Demolition

The film grammar of the car accident is so common it is cliche – close-ups, shallow focus, cut back and forth between the vehicle’s occupants randomly, leave space for the impact but tease it to keep the audience guessing, breaks squeal, glass shatters, metal crumples, maybe someone screams, cut the image to black and the sound to silence an instant after the crash happens. This is the stuff of a horror movie. Deny the audience context, eschew rhythm, pause for suspense, shock with loud sounds, and suggest rather than show the carnage.

Even though we recognize immediately what is happening and what is about to happen when a filmmaker begins a car sequence like this, it’s still effective, because the situation is common to anyone who has ever ridden in a car. So is the fear that something like this could happen to any one of us or anyone we love at any time. The car accident isn’t the most original inciting incident for a film about grief, but it’s an effective one, because we can all relate.

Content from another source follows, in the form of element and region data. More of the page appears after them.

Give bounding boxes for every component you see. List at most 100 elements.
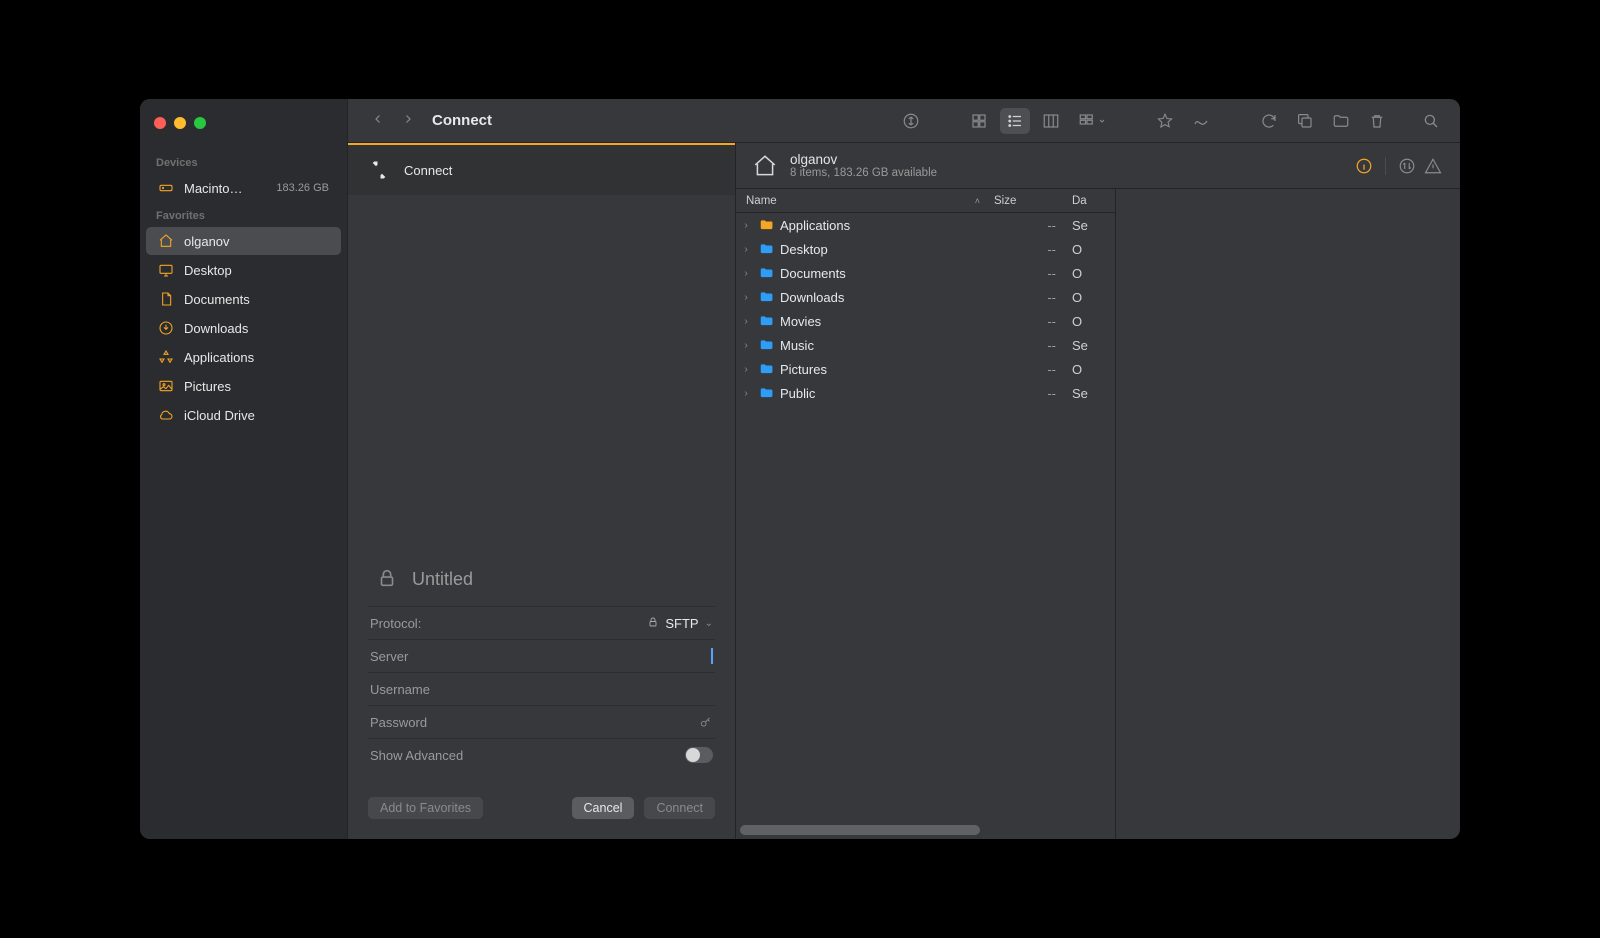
- new-folder-button[interactable]: [1326, 108, 1356, 134]
- connect-tab[interactable]: Connect: [348, 145, 735, 195]
- action-button[interactable]: [1186, 108, 1216, 134]
- sidebar-section-favorites: Favorites olganov Desktop Documents Down…: [140, 206, 347, 429]
- sync-button[interactable]: [896, 108, 926, 134]
- column-header-date[interactable]: Da: [1066, 195, 1115, 207]
- app-window: Devices Macinto… 183.26 GB Favorites olg…: [140, 99, 1460, 839]
- desktop-icon: [158, 262, 174, 278]
- file-row[interactable]: ›Music--Se: [736, 333, 1115, 357]
- protocol-row[interactable]: Protocol: SFTP ⌄: [368, 606, 715, 639]
- sidebar-item-pictures[interactable]: Pictures: [146, 372, 341, 400]
- disclosure-icon[interactable]: ›: [740, 388, 752, 399]
- toolbar-title: Connect: [432, 112, 492, 129]
- connect-button[interactable]: Connect: [644, 797, 715, 819]
- sidebar-item-home[interactable]: olganov: [146, 227, 341, 255]
- disclosure-icon[interactable]: ›: [740, 316, 752, 327]
- sidebar-section-devices: Devices Macinto… 183.26 GB: [140, 153, 347, 202]
- file-name: Documents: [780, 266, 846, 281]
- scrollbar-thumb[interactable]: [740, 825, 980, 835]
- sidebar-item-label: iCloud Drive: [184, 408, 329, 423]
- file-size: --: [988, 314, 1066, 329]
- password-label: Password: [370, 715, 427, 730]
- view-list-button[interactable]: [1000, 108, 1030, 134]
- show-advanced-toggle[interactable]: [685, 747, 713, 763]
- path-text: olganov 8 items, 183.26 GB available: [790, 152, 937, 179]
- file-size: --: [988, 338, 1066, 353]
- fullscreen-window-button[interactable]: [194, 117, 206, 129]
- password-row[interactable]: Password: [368, 705, 715, 738]
- file-date: O: [1066, 290, 1115, 305]
- file-row[interactable]: › Movies --O: [736, 309, 1115, 333]
- disclosure-icon[interactable]: ›: [740, 220, 752, 231]
- sidebar-item-icloud[interactable]: iCloud Drive: [146, 401, 341, 429]
- sidebar-heading-devices: Devices: [140, 153, 347, 173]
- disclosure-icon[interactable]: ›: [740, 340, 752, 351]
- warning-icon[interactable]: [1420, 153, 1446, 179]
- key-icon: [427, 715, 713, 729]
- file-row[interactable]: ›Pictures--O: [736, 357, 1115, 381]
- sidebar-item-desktop[interactable]: Desktop: [146, 256, 341, 284]
- info-icon[interactable]: [1351, 153, 1377, 179]
- file-size: --: [988, 362, 1066, 377]
- file-name: Movies: [780, 314, 821, 329]
- nav-back-button[interactable]: [366, 107, 390, 134]
- file-row[interactable]: ›Public--Se: [736, 381, 1115, 405]
- file-row[interactable]: ›Documents--O: [736, 261, 1115, 285]
- connect-form-title: Untitled: [412, 569, 473, 590]
- sidebar: Devices Macinto… 183.26 GB Favorites olg…: [140, 99, 348, 839]
- column-header-size[interactable]: Size: [988, 195, 1066, 207]
- copy-button[interactable]: [1290, 108, 1320, 134]
- nav-forward-button[interactable]: [396, 107, 420, 134]
- toolbar: Connect: [348, 99, 1460, 143]
- view-columns-button[interactable]: [1036, 108, 1066, 134]
- close-window-button[interactable]: [154, 117, 166, 129]
- disclosure-icon[interactable]: ›: [740, 268, 752, 279]
- username-row[interactable]: Username: [368, 672, 715, 705]
- connect-tab-strip: Connect: [348, 143, 735, 195]
- sidebar-item-documents[interactable]: Documents: [146, 285, 341, 313]
- folder-icon: [758, 338, 774, 352]
- minimize-window-button[interactable]: [174, 117, 186, 129]
- sidebar-heading-favorites: Favorites: [140, 206, 347, 226]
- file-date: Se: [1066, 386, 1115, 401]
- browser-panel: olganov 8 items, 183.26 GB available: [736, 143, 1460, 839]
- file-size: --: [988, 386, 1066, 401]
- refresh-button[interactable]: [1254, 108, 1284, 134]
- delete-button[interactable]: [1362, 108, 1392, 134]
- chevron-down-icon: ⌄: [705, 618, 713, 629]
- sort-asc-icon: ˄: [975, 196, 980, 206]
- lock-small-icon: [647, 616, 659, 631]
- sidebar-item-device[interactable]: Macinto… 183.26 GB: [146, 174, 341, 202]
- text-cursor: [711, 648, 713, 664]
- folder-icon: [758, 362, 774, 376]
- pictures-icon: [158, 378, 174, 394]
- file-date: O: [1066, 314, 1115, 329]
- favorite-button[interactable]: [1150, 108, 1180, 134]
- column-header-name[interactable]: Name ˄: [736, 195, 988, 207]
- transfers-icon[interactable]: [1394, 153, 1420, 179]
- add-to-favorites-button[interactable]: Add to Favorites: [368, 797, 483, 819]
- disclosure-icon[interactable]: ›: [740, 364, 752, 375]
- disclosure-icon[interactable]: ›: [740, 292, 752, 303]
- file-name: Applications: [780, 218, 850, 233]
- sidebar-item-meta: 183.26 GB: [276, 182, 329, 194]
- view-gallery-button[interactable]: [1072, 108, 1112, 134]
- sidebar-item-applications[interactable]: Applications: [146, 343, 341, 371]
- disclosure-icon[interactable]: ›: [740, 244, 752, 255]
- file-row[interactable]: ›Desktop--O: [736, 237, 1115, 261]
- file-row[interactable]: ›Applications--Se: [736, 213, 1115, 237]
- horizontal-scrollbar[interactable]: [740, 825, 1111, 835]
- server-row[interactable]: Server: [368, 639, 715, 672]
- show-advanced-row[interactable]: Show Advanced: [368, 738, 715, 771]
- file-date: O: [1066, 266, 1115, 281]
- connect-tab-label: Connect: [404, 163, 452, 178]
- protocol-value: SFTP: [665, 616, 698, 631]
- sidebar-item-label: Pictures: [184, 379, 329, 394]
- sidebar-item-downloads[interactable]: Downloads: [146, 314, 341, 342]
- file-date: Se: [1066, 218, 1115, 233]
- cancel-button[interactable]: Cancel: [572, 797, 635, 819]
- view-icons-button[interactable]: [964, 108, 994, 134]
- apps-icon: [158, 349, 174, 365]
- home-icon: [158, 233, 174, 249]
- search-button[interactable]: [1416, 108, 1446, 134]
- file-row[interactable]: ›Downloads--O: [736, 285, 1115, 309]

In Demolition, the new film starring Jake Gyllenhaal, Naomi Watts, Chris Cooper, and Judah Lewis, a fantastic young actor with only five credits to his name—he’s like a young Leonardo DiCaprio—a car accident like the one I describe above begins the film, claiming Davis’ (Gyllenhaal) wife’s life. The film follows Davis as he processes his grief in unorthodox ways. He takes to dismantling things, both literally—“leave no appliance unturned” might be his motto—and symbolically, his career and relationship with his late wife’s father (Cooper) especially. A chance letter to a vending machine company involves Karen (Watts) and her son (Lewis) in the messy process.

Demolition is directed by Jean-Marc Vallée, who is known primarily for his work on Dallas Buyer’s Club and Wild, two other films about people who reluctantly adjust to a traumatic experience in unorthodox ways. Dallas Buyer’s Club and Wild are based on actual people’s real-life experiences. Demolition is not, and Vallée takes advantage of the narrative freedom, peppering Davis’ story with absurd dream sequences that are only later explained and allowing Davis to indulge in some truly troubling behavior. Vallee is a skillful filmmaker, and Demolition vacillates ably between horror and humor. Demolition isn’t dour. In it’s best moments, it is blackly funny.

However, one scene involving a kevlar vest, a pistol, and a child is, to me, reprehensible. It is true “gun play.” Regular readers will know I don’t often recommend caution when watching any film. I don’t think that’s my job. You are responsible for your own viewing habits. But the pistol scene in Demolition feels dangerous to me, as it is played humorously. I shudder to imagine the kind of accidental copy-cat killings it could inspire.

But that scene is an anomaly in the film. Mostly, Davis’ actions are simply outlandish. He’s certainly not meant to be an exemplar. Rather, his method of processing his grief is explicitly destructive, and he’s so ensconced in his own numbness even before his wife’s tragic death, he has to break away the layers of pride that inure him to real emotion.

I kept wondering where his friends were. His mother and father make a brief appearance before he pushes them away, and his wife’s parents are present, but they’re going through their own grief. Loss is common to us all, so loss is best processed in community. There are gaps in Davis’ story that make me wonder what else happened to make him so alone. Demolition manages to provide a lot of character backstory, but it never addresses this.

Demolition is a compelling film. Loss is something we all have to deal with at some point in our lives. Some grief films are too self-pitying to watch. Demolition isn’t this. It’s also not as rich as something like Kenneth Lonergan’s Manchester by the Sea, but perhaps it’s unfair to compare Reader’s Digest to Tolstoy. Then again, once you read Tolstoy, it can be difficult to read anything else.

Oh! I almost forgot to mention that Demolition has a fantastic soundtrack of songs you don’t often hear in movies about grief. I think I’ll go listen to it now.